EU- en Nederlandse uitvoering: Natura 2000, EHS/NNN en targets
Op EU-niveau resulteerde dit in het Natura 2000-netwerk (Vogel- en Habitatrichtlijnen) en op nationaal niveau in de Ecologische Hoofdstructuur (EHS), later Natuur Netwerk Nederland (NNN). Europa heeft daarmee een van de grootste ecologische netwerken ter wereld; internationaal zijn beschermde gebieden sterk uitgebreid.
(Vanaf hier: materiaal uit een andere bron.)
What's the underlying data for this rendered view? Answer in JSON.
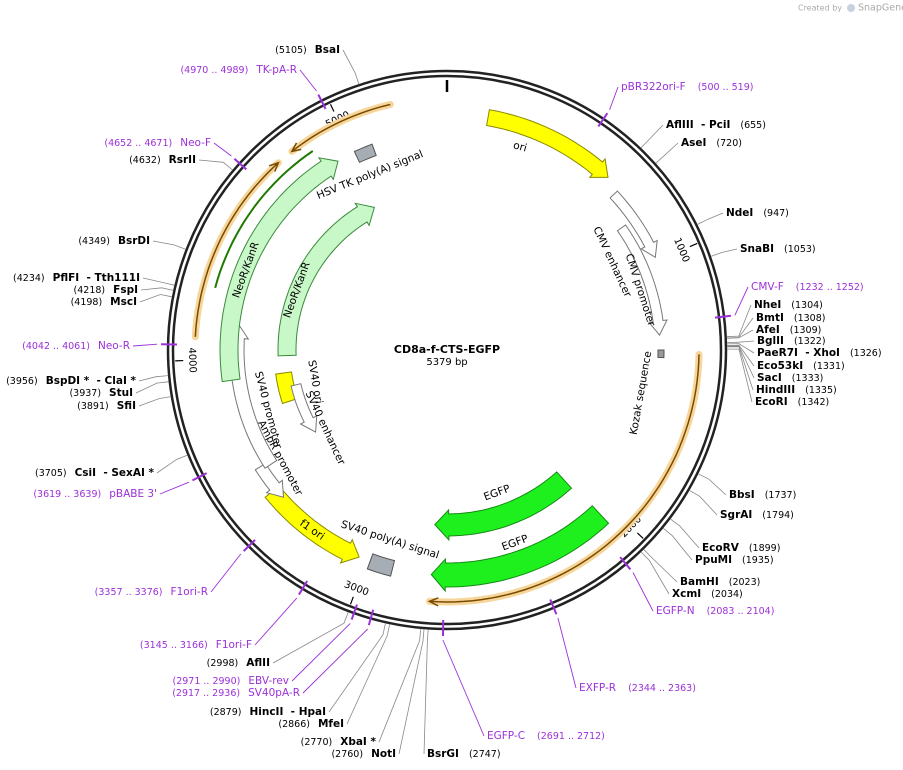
{
  "credit": {
    "prefix": "Created by",
    "brand": "SnapGene"
  },
  "map": {
    "name": "CD8a-f-CTS-EGFP",
    "size": "5379 bp"
  },
  "scale_labels": [
    "1000",
    "2000",
    "3000",
    "4000",
    "5000"
  ],
  "features": [
    {
      "label": "ori"
    },
    {
      "label": "CMV enhancer"
    },
    {
      "label": "CMV promoter"
    },
    {
      "label": "Kozak sequence"
    },
    {
      "label": "EGFP"
    },
    {
      "label": "EGFP"
    },
    {
      "label": "SV40 poly(A) signal"
    },
    {
      "label": "f1 ori"
    },
    {
      "label": "AmpR promoter"
    },
    {
      "label": "SV40 promoter"
    },
    {
      "label": "SV40 ori"
    },
    {
      "label": "SV40 enhancer"
    },
    {
      "label": "NeoR/KanR"
    },
    {
      "label": "NeoR/KanR"
    },
    {
      "label": "HSV TK poly(A) signal"
    }
  ],
  "enzymes": [
    {
      "name": "BsaI",
      "position": "(5105)"
    },
    {
      "name": "AflIII  - PciI",
      "position": "(655)"
    },
    {
      "name": "AseI",
      "position": "(720)"
    },
    {
      "name": "NdeI",
      "position": "(947)"
    },
    {
      "name": "SnaBI",
      "position": "(1053)"
    },
    {
      "name": "NheI",
      "position": "(1304)"
    },
    {
      "name": "BmtI",
      "position": "(1308)"
    },
    {
      "name": "AfeI",
      "position": "(1309)"
    },
    {
      "name": "BglII",
      "position": "(1322)"
    },
    {
      "name": "PaeR7I  - XhoI",
      "position": "(1326)"
    },
    {
      "name": "Eco53kI",
      "position": "(1331)"
    },
    {
      "name": "SacI",
      "position": "(1333)"
    },
    {
      "name": "HindIII",
      "position": "(1335)"
    },
    {
      "name": "EcoRI",
      "position": "(1342)"
    },
    {
      "name": "BbsI",
      "position": "(1737)"
    },
    {
      "name": "SgrAI",
      "position": "(1794)"
    },
    {
      "name": "EcoRV",
      "position": "(1899)"
    },
    {
      "name": "PpuMI",
      "position": "(1935)"
    },
    {
      "name": "BamHI",
      "position": "(2023)"
    },
    {
      "name": "XcmI",
      "position": "(2034)"
    },
    {
      "name": "BsrGI",
      "position": "(2747)"
    },
    {
      "name": "NotI",
      "position": "(2760)"
    },
    {
      "name": "XbaI *",
      "position": "(2770)"
    },
    {
      "name": "MfeI",
      "position": "(2866)"
    },
    {
      "name": "HincII  - HpaI",
      "position": "(2879)"
    },
    {
      "name": "AflII",
      "position": "(2998)"
    },
    {
      "name": "CsiI  - SexAI *",
      "position": "(3705)"
    },
    {
      "name": "SfiI",
      "position": "(3891)"
    },
    {
      "name": "StuI",
      "position": "(3937)"
    },
    {
      "name": "BspDI *  - ClaI *",
      "position": "(3956)"
    },
    {
      "name": "MscI",
      "position": "(4198)"
    },
    {
      "name": "FspI",
      "position": "(4218)"
    },
    {
      "name": "PflFI  - Tth111I",
      "position": "(4234)"
    },
    {
      "name": "BsrDI",
      "position": "(4349)"
    },
    {
      "name": "RsrII",
      "position": "(4632)"
    }
  ],
  "primers": [
    {
      "name": "TK-pA-R",
      "range": "(4970 .. 4989)"
    },
    {
      "name": "Neo-F",
      "range": "(4652 .. 4671)"
    },
    {
      "name": "Neo-R",
      "range": "(4042 .. 4061)"
    },
    {
      "name": "pBABE 3'",
      "range": "(3619 .. 3639)"
    },
    {
      "name": "F1ori-R",
      "range": "(3357 .. 3376)"
    },
    {
      "name": "F1ori-F",
      "range": "(3145 .. 3166)"
    },
    {
      "name": "EBV-rev",
      "range": "(2971 .. 2990)"
    },
    {
      "name": "SV40pA-R",
      "range": "(2917 .. 2936)"
    },
    {
      "name": "EGFP-C",
      "range": "(2691 .. 2712)"
    },
    {
      "name": "EXFP-R",
      "range": "(2344 .. 2363)"
    },
    {
      "name": "EGFP-N",
      "range": "(2083 .. 2104)"
    },
    {
      "name": "CMV-F",
      "range": "(1232 .. 1252)"
    },
    {
      "name": "pBR322ori-F",
      "range": "(500 .. 519)"
    }
  ]
}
Recente mondiale doelen (Kunming–Montreal Framework) stellen 30 procent bescherming van land en zee als doel voor 2030, met verdere integriteitsdoelen richting 2050. In Nederland zou dit, bij volledige realisatie van huidige ambities, kunnen leiden tot ongeveer 40 procent van het land in natuurstatus.

Gevolgen voor landbouw, bezit en leefbaarheid
De auteur waarschuwt dat deze koers grote consequenties heeft: vruchtbare grond wordt afgegraven of vernat, landbouw en visserij worden beperkt, gebieden worden met wetten en regels ontoegankelijk gemaakt voor economisch gebruik, en particuliere praktijken worden ingeperkt of onmogelijk gemaakt. Dat leidt tot verlies van boeren, voedselproductie, lokale economische activiteit en kennis. Ook wordt gewezen op gevallen zoals massale damverwijderingen in Europa en de terugkeer van grote roofdieren, waardoor bestaande gebruiksfuncties in het landschap sterk veranderen. Beheer door grote terreininstituten vervangt vaak lokaal eigenaarschap; dat proces wordt door critici gezien als een de facto onteigening via regelgeving.
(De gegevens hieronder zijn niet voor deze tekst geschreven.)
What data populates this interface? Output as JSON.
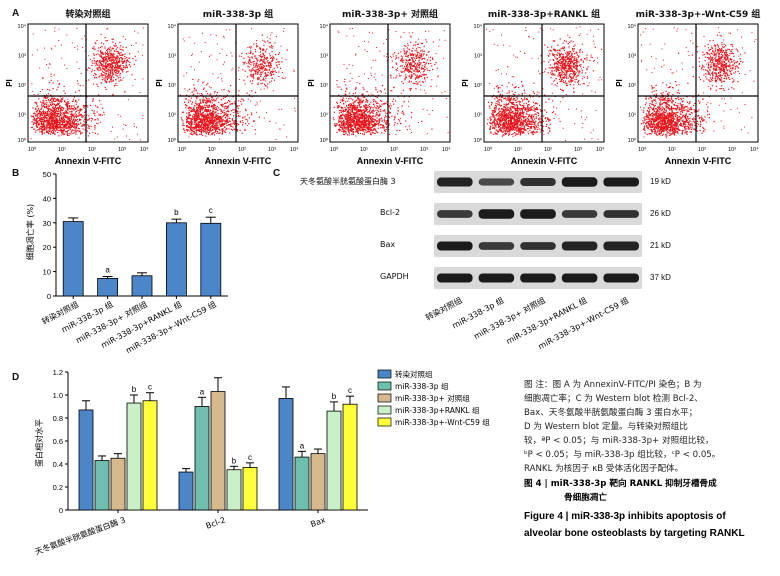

Kritiek op ‘historische natuur’ en beleidslogica
Belangrijk punt in de kritiek is dat het streven naar terugkeer naar een veronderstelde oorspronkelijke natuur niet per se leidt tot meer biodiversiteit. Veel zogenaamde oude landschappen waren juist soortenarm; het cultuurlandschap dat boeren maakten — heggen, houtwallen en gemengde percelen — bood soms juist rijke habitats. Het beleid zou volgens de auteur te veel vertrekken vanuit de premisse dat menselijke aanwezigheid per definitie schadelijk is en dat natuur alleen floreert zonder menselijke invloed.

Alternatief: rentmeesterschap en praktijktests
Als tegenwicht wordt rentmeesterschap voorgesteld: een benadering waarin boeren en vissers als beheerders van biodiversiteit optreden en waar herstel samengaat met eigendom, voedselzekerheid en economische continuïteit. Concrete voorbeelden en voorstellen bestaan al: herstel van heggen en houtwallen (Deltaplan voor het landschap), Natuurlijk Agrarisch Beheer (NAB 25), en initiatieven van verenigingen die boeren ondersteunen bij de overgang naar kringlooplandbouw. Zulke projecten tonen volgens de auteur aan dat natuurherstel goedkoper kan, sociaal eerlijker is en tegelijk landschap, biodiversiteit en lokale economie kan versterken.

Oproep tot een andere discussie
De centrale oproep is om het debat over natuurbeleid te verbreden: niet te blijven hangen in technische discussies over stikstofmodellen of kritische depositiewaarden, maar fundamenteel te overwegen welk model van samenleving en bestaanszekerheid gewenst is. De schrijver vraagt politici en publiek keuzes te maken die natuurdoelen afwegen tegen voedselzekerheid, ondernemersvrijheid en eigendomsrechten, en ruimte te geven aan oplossingen die mens en natuur samen laten bestaan.

Kort: het betoog stelt dat grootschalige, natuur-exclusieve strategieën voortkomen uit een mix van radicale idealen en internationale beleidskaders, en pleit voor een praktische, habitatvriendelijke benadering waarin lokale kennis, boeren en eigenaren centrale rollen blijven spelen.